Certains documents suggèrent que la Chine pourrait lancer des offensives via le Kazakhstan, ce qui pourrait conduire à des frappes sur la Sibérie occidentale et même sur l’Oural. Mais lors de plusieurs exercices remontant à 2008, l’objectif ultime de la force d’invasion est de s’emparer de l’Extrême-Orient russe.

Les intrigues mettent en lumière les craintes russes concernant la diaspora chinoise en Russie, qui est décrite comme un outil explicite de politique étrangère de Pékin. La population est cependant petite, avec moins de 29 000 habitants officiellement recensés lors du recensement de 2010.

L’un des nombreux exercices axés sur une invasion du Kazakhstan et de la Sibérie occidentale, daté de juillet 2014, indique que la Chine souhaite y trouver plus « d’espace vital » pour sa population, transformant ces pays en « colonies de ressources ».

Les troupes chinoises défilent lors de l'exercice militaire russe Vostok-2018.
Les troupes chinoises défilent lors de l’exercice militaire russe Vostok-2018. Ces dernières années, les deux pays ont organisé des exercices militaires conjoints © Mladen Antonov/AFP/Getty Images

Michael Kofman, chercheur principal à Carnegie, a averti que les « chemins vers la guerre » dans les exercices militaires sont souvent « artificiels, conçus pour tester la force et mettre en place l’exercice ». « Ils ne reflètent pas nécessairement ce qui est évalué comme la menace la plus probable ou la plus réaliste. »

En effet, ces dernières années, l’armée russe a semblé baisser la garde face à la Chine.
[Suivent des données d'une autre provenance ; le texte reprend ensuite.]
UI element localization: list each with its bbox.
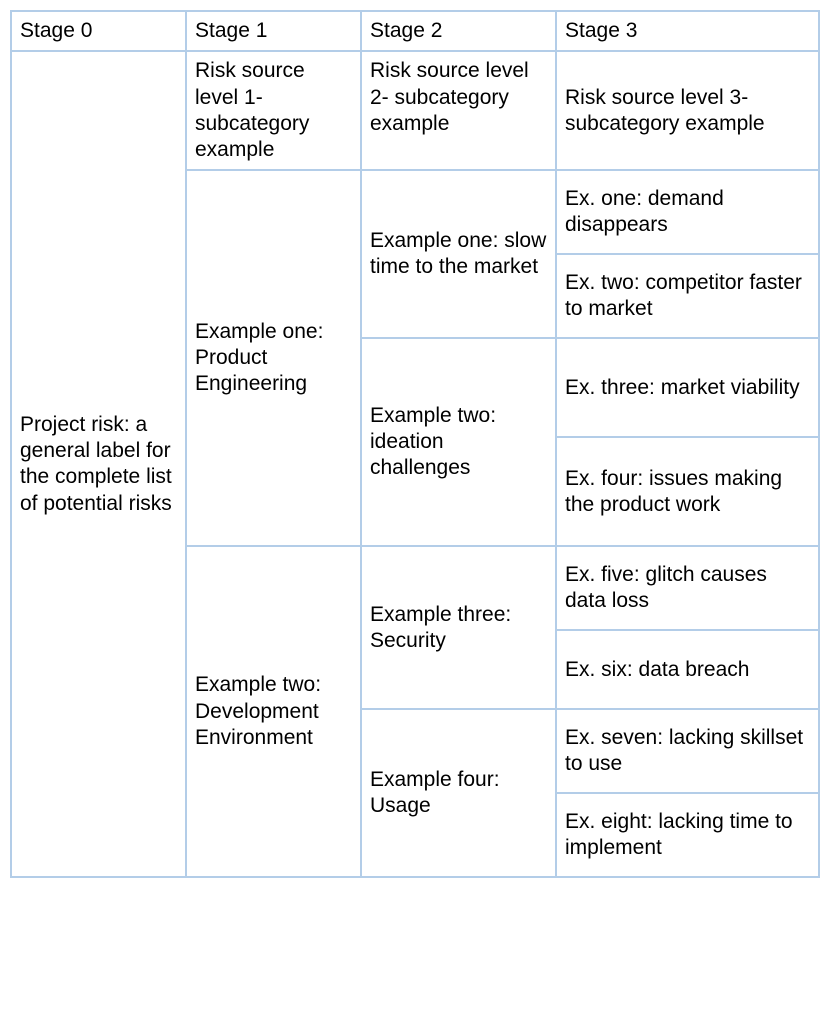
stage3-ex1: Ex. one: demand disappears bbox=[556, 170, 819, 254]
header-stage1: Stage 1 bbox=[186, 11, 361, 51]
stage1-ex2: Example two: Development Environment bbox=[186, 546, 361, 877]
table-row: Project risk: a general label for the co… bbox=[11, 51, 819, 170]
stage3-ex7: Ex. seven: lacking skillset to use bbox=[556, 709, 819, 793]
stage2-subcat-label: Risk source level 2- subcategory example bbox=[361, 51, 556, 170]
stage3-ex2: Ex. two: competitor faster to market bbox=[556, 254, 819, 338]
stage2-ex4: Example four: Usage bbox=[361, 709, 556, 877]
header-stage0: Stage 0 bbox=[11, 11, 186, 51]
stage0-cell: Project risk: a general label for the co… bbox=[11, 51, 186, 877]
stage2-ex3: Example three: Security bbox=[361, 546, 556, 709]
stage3-ex8: Ex. eight: lacking time to implement bbox=[556, 793, 819, 877]
table-header-row: Stage 0 Stage 1 Stage 2 Stage 3 bbox=[11, 11, 819, 51]
stage3-subcat-label: Risk source level 3- subcategory example bbox=[556, 51, 819, 170]
header-stage2: Stage 2 bbox=[361, 11, 556, 51]
stage1-subcat-label: Risk source level 1- subcategory example bbox=[186, 51, 361, 170]
header-stage3: Stage 3 bbox=[556, 11, 819, 51]
stage2-ex2: Example two: ideation challenges bbox=[361, 338, 556, 546]
stage2-ex1: Example one: slow time to the market bbox=[361, 170, 556, 338]
stage3-ex4: Ex. four: issues making the product work bbox=[556, 437, 819, 546]
stage3-ex5: Ex. five: glitch causes data loss bbox=[556, 546, 819, 630]
stage3-ex6: Ex. six: data breach bbox=[556, 630, 819, 709]
risk-stages-table: Stage 0 Stage 1 Stage 2 Stage 3 Project … bbox=[10, 10, 820, 878]
stage1-ex1: Example one: Product Engineering bbox=[186, 170, 361, 546]
stage3-ex3: Ex. three: market viability bbox=[556, 338, 819, 437]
Les exercices Vostok à grande échelle organisés par les forces russes en 2018 et 2022 en Extrême-Orient comprenaient une participation chinoise limitée, tandis que Pékin a acquis des armes russes avancées telles que le système de défense antimissile S-400. Les deux pays ont organisé l’année dernière leur plus grand exercice naval et aérien conjoint aux portes du Japon.

Mais William Alberque, directeur de l’Institut international d’études stratégiques, a déclaré que la coopération militaire s’était encore largement limitée aux « séances de photos et aux défilés » plutôt qu’aux domaines particulièrement sensibles, tels que les opérations conjointes, la planification ou le ciblage dynamique.
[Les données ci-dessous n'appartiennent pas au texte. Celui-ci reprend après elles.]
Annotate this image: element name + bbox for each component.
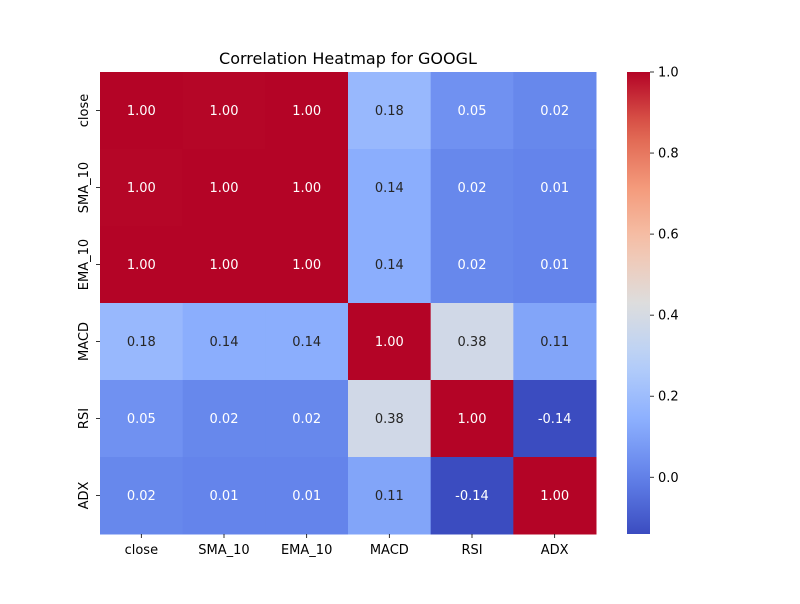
y-tick-label: RSI — [77, 408, 92, 429]
cell-value-label: 1.00 — [458, 412, 487, 427]
heatmap-cell — [182, 380, 266, 458]
cell-value-label: 0.01 — [540, 181, 569, 196]
heatmap-cell — [430, 303, 514, 381]
colorbar-tick-label: 0.2 — [658, 390, 679, 405]
cell-value-label: 1.00 — [210, 181, 239, 196]
heatmap-cell — [348, 226, 432, 304]
y-axis-ticks: close SMA_10 EMA_10 MACD RSI ADX — [77, 94, 100, 510]
heatmap-cell — [100, 72, 184, 150]
cell-value-label: 0.01 — [210, 489, 239, 504]
cell-value-label: 0.01 — [540, 258, 569, 273]
heatmap-cell — [100, 457, 184, 535]
y-tick-label: MACD — [77, 322, 92, 361]
heatmap-cell — [430, 149, 514, 227]
cell-value-label: 1.00 — [210, 104, 239, 119]
colorbar-tick-label: 1.0 — [658, 66, 679, 81]
heatmap-cell — [265, 380, 349, 458]
cell-value-label: 0.02 — [210, 412, 239, 427]
heatmap-cell — [513, 457, 597, 535]
heatmap-cell — [430, 226, 514, 304]
heatmap-cell — [348, 149, 432, 227]
x-tick-label: EMA_10 — [281, 543, 332, 558]
x-tick-label: MACD — [370, 543, 409, 558]
x-tick-label: SMA_10 — [198, 543, 249, 558]
heatmap-cell — [430, 380, 514, 458]
cell-value-label: 1.00 — [375, 335, 404, 350]
colorbar-tick-label: 0.4 — [658, 309, 679, 324]
heatmap-cell — [182, 457, 266, 535]
cell-value-label: 0.18 — [375, 104, 404, 119]
y-tick-label: ADX — [77, 482, 92, 510]
cell-value-label: -0.14 — [455, 489, 489, 504]
cell-value-label: 1.00 — [540, 489, 569, 504]
cell-value-label: 0.18 — [127, 335, 156, 350]
cell-value-label: 1.00 — [127, 104, 156, 119]
heatmap-cell — [100, 303, 184, 381]
cell-value-label: 0.02 — [458, 258, 487, 273]
cell-value-label: 0.02 — [292, 412, 321, 427]
x-tick-label: ADX — [541, 543, 569, 558]
cell-value-label: 0.02 — [540, 104, 569, 119]
heatmap-cell — [513, 149, 597, 227]
heatmap-cell — [430, 457, 514, 535]
heatmap-cell — [348, 457, 432, 535]
cell-value-label: 0.38 — [458, 335, 487, 350]
heatmap-cell — [100, 149, 184, 227]
cell-value-label: 0.01 — [292, 489, 321, 504]
cell-value-label: 0.02 — [458, 181, 487, 196]
heatmap-cell — [348, 303, 432, 381]
heatmap-cell — [182, 149, 266, 227]
heatmap-cell — [348, 72, 432, 150]
cell-value-label: 1.00 — [292, 104, 321, 119]
heatmap-cell — [265, 226, 349, 304]
y-tick-label: close — [77, 94, 92, 127]
heatmap-cell — [182, 226, 266, 304]
heatmap-cells: 1.00 1.00 1.00 0.18 0.05 0.02 1.00 1.00 1.00 0.14… — [100, 72, 597, 535]
colorbar-tick-label: 0.6 — [658, 228, 679, 243]
y-tick-label: SMA_10 — [77, 162, 92, 213]
chart-title: Correlation Heatmap for GOOGL — [219, 49, 477, 68]
heatmap-cell — [513, 72, 597, 150]
cell-value-label: 1.00 — [292, 181, 321, 196]
cell-value-label: 0.05 — [127, 412, 156, 427]
heatmap-cell — [265, 457, 349, 535]
cell-value-label: 0.05 — [458, 104, 487, 119]
cell-value-label: 1.00 — [210, 258, 239, 273]
colorbar: 0.0 0.2 0.4 0.6 0.8 1.0 — [627, 66, 679, 534]
colorbar-gradient — [627, 72, 650, 534]
cell-value-label: -0.14 — [538, 412, 572, 427]
cell-value-label: 0.14 — [210, 335, 239, 350]
heatmap-cell — [265, 303, 349, 381]
heatmap-cell — [265, 72, 349, 150]
cell-value-label: 1.00 — [292, 258, 321, 273]
heatmap-cell — [513, 380, 597, 458]
heatmap-cell — [182, 72, 266, 150]
cell-value-label: 0.11 — [375, 489, 404, 504]
cell-value-label: 0.11 — [540, 335, 569, 350]
y-tick-label: EMA_10 — [77, 239, 92, 290]
x-tick-label: close — [125, 543, 158, 558]
colorbar-tick-label: 0.8 — [658, 147, 679, 162]
colorbar-tick-label: 0.0 — [658, 471, 679, 486]
cell-value-label: 1.00 — [127, 181, 156, 196]
heatmap-cell — [430, 72, 514, 150]
heatmap-cell — [265, 149, 349, 227]
cell-value-label: 0.14 — [375, 258, 404, 273]
cell-value-label: 0.38 — [375, 412, 404, 427]
cell-value-label: 1.00 — [127, 258, 156, 273]
x-tick-label: RSI — [461, 543, 482, 558]
heatmap-cell — [100, 380, 184, 458]
heatmap-cell — [513, 226, 597, 304]
cell-value-label: 0.14 — [292, 335, 321, 350]
heatmap-cell — [348, 380, 432, 458]
heatmap-cell — [513, 303, 597, 381]
x-axis-ticks: close SMA_10 EMA_10 MACD RSI ADX — [125, 534, 569, 558]
heatmap-cell — [182, 303, 266, 381]
heatmap-cell — [100, 226, 184, 304]
cell-value-label: 0.14 — [375, 181, 404, 196]
cell-value-label: 0.02 — [127, 489, 156, 504]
Les experts affirment que les exercices russes actuels avec des systèmes de missiles à capacité nucléaire près de la frontière chinoise, qui ont eu lieu pas plus tard qu’en novembre, indiquent que l’armée russe s’entraîne toujours en vue d’un éventuel conflit – un conflit qui pourrait potentiellement impliquer des armes nucléaires tactiques.

Des zones de concurrence entre la Russie et la Chine subsistent, notamment en Asie centrale. L’accent mis par la Russie sur le Kazakhstan dans les documents montre comment Moscou voit le défi de Pékin en Asie centrale passer par la diplomatie militaire, a déclaré Jack Watling, chercheur principal au Royal United Services Institute.

« Le personnel kazakh était invité dans les écoles d’état-major chinoises. [for military education] à une échelle qui a commencé à dépasser celle de la Russie », a-t-il déclaré. «De nombreux partenaires russes traditionnels à l’étranger proche ont dû se cacher entre Moscou et Pékin.»

Cependant, Gabuev a déclaré que pour l’instant, la guerre en Ukraine a conduit une Russie débordée à accepter davantage la Chine en Asie centrale. «La Russie n’a plus les moyens d’être à elle seule le principal gendarme régional. Elle cherche à partager avec la Chine la charge de mettre un terme à toute présence occidentale.»